There is a vast difference from the landlords’ and tenants’ point of view on this issue. In the body of the lease is “market” simply limited to the rental rate without consideration to concessions of the market at a given time? In today’s tenant’s market rental abatement and tenant improvements are certainly one of many standard “market” items that a wise tenant will address. Often in the fine print of the option language the rental rate is at market, however, if market is less than the last month rent, the new rent will be the higher of the two numbers. Essentially a tenant is being penalized for already being an existing tenant under the previously described scenario if the option clause is not carefully drafted to protect the tenant. Tenants easily overlook significant major issues when negotiating a “rental rate.”

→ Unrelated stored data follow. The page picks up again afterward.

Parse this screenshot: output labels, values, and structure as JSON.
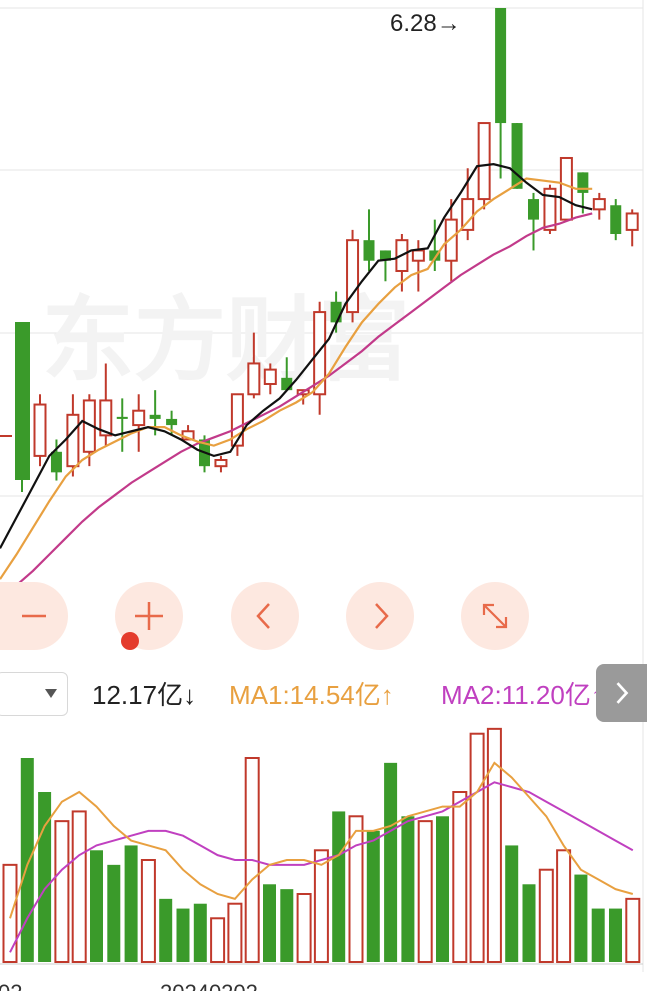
{
  "chart": {
    "max_price_annotation": "6.28→",
    "watermark": "东方财富"
  },
  "controls": {
    "zoom_out": "zoom-out",
    "zoom_in": "zoom-in",
    "prev": "previous",
    "next": "next",
    "fullscreen": "expand"
  },
  "volume_bar": {
    "selector_value": "",
    "current_volume": "12.17亿↓",
    "ma1": "MA1:14.54亿↑",
    "ma2": "MA2:11.20亿↑",
    "colors": {
      "current": "#222222",
      "ma1": "#e8a040",
      "ma2": "#c040c0"
    }
  },
  "axis": {
    "date_label_left": "02",
    "date_label_center": "20240202"
  },
  "colors": {
    "up": "#c0392b",
    "down": "#3a9a2a",
    "ma_short": "#111111",
    "ma_mid": "#e8a040",
    "ma_long": "#c23a8a"
  },
  "chart_data": {
    "type": "candlestick",
    "candles": [
      {
        "open": 4.1,
        "close": 4.35,
        "high": 4.4,
        "low": 4.05
      },
      {
        "open": 4.12,
        "close": 4.02,
        "high": 4.18,
        "low": 3.98
      },
      {
        "open": 4.05,
        "close": 4.3,
        "high": 4.4,
        "low": 4.0
      },
      {
        "open": 4.12,
        "close": 4.37,
        "high": 4.4,
        "low": 4.05
      },
      {
        "open": 4.2,
        "close": 4.37,
        "high": 4.55,
        "low": 4.15
      },
      {
        "open": 4.29,
        "close": 4.28,
        "high": 4.38,
        "low": 4.12
      },
      {
        "open": 4.25,
        "close": 4.32,
        "high": 4.4,
        "low": 4.12
      },
      {
        "open": 4.3,
        "close": 4.28,
        "high": 4.42,
        "low": 4.2
      },
      {
        "open": 4.28,
        "close": 4.25,
        "high": 4.32,
        "low": 4.2
      },
      {
        "open": 4.18,
        "close": 4.22,
        "high": 4.25,
        "low": 4.18
      },
      {
        "open": 4.18,
        "close": 4.05,
        "high": 4.2,
        "low": 4.02
      },
      {
        "open": 4.05,
        "close": 4.08,
        "high": 4.1,
        "low": 4.02
      },
      {
        "open": 4.15,
        "close": 4.4,
        "high": 4.4,
        "low": 4.1
      },
      {
        "open": 4.4,
        "close": 4.55,
        "high": 4.7,
        "low": 4.38
      },
      {
        "open": 4.45,
        "close": 4.52,
        "high": 4.55,
        "low": 4.4
      },
      {
        "open": 4.48,
        "close": 4.42,
        "high": 4.58,
        "low": 4.42
      },
      {
        "open": 4.4,
        "close": 4.42,
        "high": 4.42,
        "low": 4.35
      },
      {
        "open": 4.4,
        "close": 4.8,
        "high": 4.85,
        "low": 4.3
      },
      {
        "open": 4.85,
        "close": 4.75,
        "high": 4.9,
        "low": 4.7
      },
      {
        "open": 4.8,
        "close": 5.15,
        "high": 5.2,
        "low": 4.75
      },
      {
        "open": 5.15,
        "close": 5.05,
        "high": 5.3,
        "low": 5.0
      },
      {
        "open": 5.1,
        "close": 5.05,
        "high": 5.1,
        "low": 4.95
      },
      {
        "open": 5.0,
        "close": 5.15,
        "high": 5.18,
        "low": 4.9
      },
      {
        "open": 5.05,
        "close": 5.1,
        "high": 5.15,
        "low": 4.9
      },
      {
        "open": 5.1,
        "close": 5.05,
        "high": 5.25,
        "low": 5.0
      },
      {
        "open": 5.05,
        "close": 5.25,
        "high": 5.35,
        "low": 4.95
      },
      {
        "open": 5.2,
        "close": 5.35,
        "high": 5.5,
        "low": 5.15
      },
      {
        "open": 5.35,
        "close": 5.72,
        "high": 5.72,
        "low": 5.3
      },
      {
        "open": 6.28,
        "close": 5.72,
        "high": 6.28,
        "low": 5.45
      },
      {
        "open": 5.72,
        "close": 5.4,
        "high": 5.72,
        "low": 5.4
      },
      {
        "open": 5.35,
        "close": 5.25,
        "high": 5.38,
        "low": 5.1
      },
      {
        "open": 5.2,
        "close": 5.4,
        "high": 5.42,
        "low": 5.18
      },
      {
        "open": 5.25,
        "close": 5.55,
        "high": 5.55,
        "low": 5.25
      },
      {
        "open": 5.48,
        "close": 5.38,
        "high": 5.48,
        "low": 5.28
      },
      {
        "open": 5.3,
        "close": 5.35,
        "high": 5.38,
        "low": 5.25
      },
      {
        "open": 5.32,
        "close": 5.18,
        "high": 5.35,
        "low": 5.15
      },
      {
        "open": 5.2,
        "close": 5.28,
        "high": 5.3,
        "low": 5.12
      }
    ],
    "ma_short": [
      3.65,
      3.8,
      3.95,
      4.1,
      4.18,
      4.27,
      4.23,
      4.2,
      4.22,
      4.24,
      4.22,
      4.18,
      4.13,
      4.1,
      4.12,
      4.25,
      4.32,
      4.38,
      4.47,
      4.57,
      4.67,
      4.84,
      4.95,
      5.05,
      5.06,
      5.1,
      5.11,
      5.26,
      5.38,
      5.51,
      5.52,
      5.5,
      5.43,
      5.37,
      5.36,
      5.32,
      5.3
    ],
    "ma_mid": [
      3.5,
      3.62,
      3.75,
      3.88,
      4.0,
      4.08,
      4.13,
      4.17,
      4.21,
      4.24,
      4.24,
      4.2,
      4.17,
      4.15,
      4.18,
      4.23,
      4.27,
      4.32,
      4.36,
      4.41,
      4.5,
      4.63,
      4.75,
      4.84,
      4.92,
      4.98,
      5.01,
      5.13,
      5.2,
      5.29,
      5.35,
      5.4,
      5.45,
      5.44,
      5.43,
      5.4,
      5.4
    ],
    "ma_long": [
      3.4,
      3.47,
      3.54,
      3.62,
      3.7,
      3.78,
      3.85,
      3.91,
      3.97,
      4.02,
      4.07,
      4.12,
      4.16,
      4.19,
      4.22,
      4.26,
      4.3,
      4.34,
      4.39,
      4.44,
      4.49,
      4.55,
      4.61,
      4.68,
      4.74,
      4.8,
      4.86,
      4.92,
      4.98,
      5.03,
      5.08,
      5.12,
      5.17,
      5.21,
      5.23,
      5.26,
      5.28
    ],
    "volume": {
      "values": [
        10.0,
        21.0,
        17.5,
        14.5,
        15.5,
        11.5,
        10.0,
        12.0,
        10.5,
        6.5,
        5.5,
        6.0,
        4.5,
        6.0,
        21.0,
        8.0,
        7.5,
        7.0,
        11.5,
        15.5,
        15.0,
        13.5,
        20.5,
        15.0,
        14.5,
        15.0,
        17.5,
        23.5,
        24.0,
        12.0,
        8.0,
        9.5,
        11.5,
        9.0,
        5.5,
        5.5,
        6.5
      ],
      "up": [
        true,
        false,
        false,
        true,
        true,
        false,
        false,
        false,
        true,
        false,
        false,
        false,
        true,
        true,
        true,
        false,
        false,
        true,
        true,
        false,
        true,
        false,
        false,
        false,
        true,
        false,
        true,
        true,
        true,
        false,
        false,
        true,
        true,
        false,
        false,
        false,
        true
      ],
      "ma1": [
        4.5,
        10.0,
        14.0,
        16.5,
        17.5,
        16.0,
        14.0,
        12.5,
        12.0,
        11.5,
        9.5,
        8.0,
        7.0,
        6.5,
        8.5,
        10.0,
        10.5,
        10.5,
        10.0,
        11.0,
        13.5,
        13.5,
        14.0,
        15.0,
        15.5,
        16.0,
        16.0,
        17.5,
        20.5,
        19.0,
        17.0,
        15.0,
        12.0,
        9.5,
        8.5,
        7.5,
        7.0
      ],
      "ma2": [
        1.0,
        4.5,
        7.5,
        9.5,
        11.0,
        12.0,
        12.5,
        13.0,
        13.5,
        13.5,
        13.0,
        12.0,
        11.0,
        10.5,
        10.5,
        10.0,
        10.0,
        10.0,
        10.5,
        11.0,
        12.0,
        12.5,
        13.5,
        14.5,
        15.0,
        15.5,
        16.5,
        17.5,
        18.5,
        18.0,
        17.5,
        16.5,
        15.5,
        14.5,
        13.5,
        12.5,
        11.5
      ]
    }
  }
}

Time is a tenant’s friend. Tenants, for ideal positioning, should commence the process 18 to 24 months prior to a lease expiring or option notification. Without time constraints, tenants can acquire a platform of real estate knowledge to negotiate from a fully informed position. The need for tenants to plan for addressing a lease expiration is further enhanced by the “holdover” provision often found near the end of a lease document. A “holdover” provision outlines the cost for a tenant remaining in the premises beyond lease expiration, even if a tenant remains in the premises with the landlord’s consent. This “holdover” cost could run as high as 300% of the last month’s rent, another unforeseen expenditure if a tenant does not protect themselves.
You have negotiated aggressively for the high identity location of being located directly off the elevator lobby. Can the landlord relocate you? Yes again. Leases provide the landlord the right to relocate a tenant at the landlord’s discretion, again an unforeseeable cost which may be limited or avoided with careful attention to this clause.

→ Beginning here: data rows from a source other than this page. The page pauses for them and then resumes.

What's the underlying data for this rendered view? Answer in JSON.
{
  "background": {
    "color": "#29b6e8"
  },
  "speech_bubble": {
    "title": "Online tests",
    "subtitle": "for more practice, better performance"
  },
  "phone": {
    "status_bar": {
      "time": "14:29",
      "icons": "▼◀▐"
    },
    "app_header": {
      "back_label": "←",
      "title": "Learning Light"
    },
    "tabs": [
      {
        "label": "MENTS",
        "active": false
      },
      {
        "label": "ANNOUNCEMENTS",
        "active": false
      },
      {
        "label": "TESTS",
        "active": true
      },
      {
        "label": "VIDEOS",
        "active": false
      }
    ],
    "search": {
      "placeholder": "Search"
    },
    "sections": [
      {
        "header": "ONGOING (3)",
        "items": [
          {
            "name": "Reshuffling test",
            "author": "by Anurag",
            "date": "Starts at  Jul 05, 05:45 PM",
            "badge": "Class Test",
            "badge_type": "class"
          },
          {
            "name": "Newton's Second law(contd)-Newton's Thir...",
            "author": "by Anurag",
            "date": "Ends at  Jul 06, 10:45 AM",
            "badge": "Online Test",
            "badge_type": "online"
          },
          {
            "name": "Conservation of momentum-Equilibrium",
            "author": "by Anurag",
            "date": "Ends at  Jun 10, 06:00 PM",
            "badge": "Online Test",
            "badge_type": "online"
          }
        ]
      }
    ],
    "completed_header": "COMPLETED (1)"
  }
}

A lease is set in concrete for the lease term. A mere $.25 increase in rental rate for 5,000 square feet hits the bottom line with a $75,000 increase of occupancy cost over a five-year lease. You would never go to court permitting the opposing council to represent your interest or into an audit without your accountant, hence you would not go to the negotiating table without your own tenant advocate. Landlords expect a tenant will be represented and the fee for a tenant’s advocate work is already included in the cost of the transaction; it is a windfall for a landlord if you show up alone. The landlord is not your friend.
There is a window in time for tenants to set long term occupancy cost in today’s high vacancy market, so don’t miss it. Landlords are providing significant concessions in all areas of lease components, coupled with year one base rent pricing discounted up to 75% less than pricing of two years ago in some cases. The most powerful tool in negotiating any item – market expertise and competition, will save a tenant significant rent dollars and protection in leases that are inherently to the landlord’s advantage.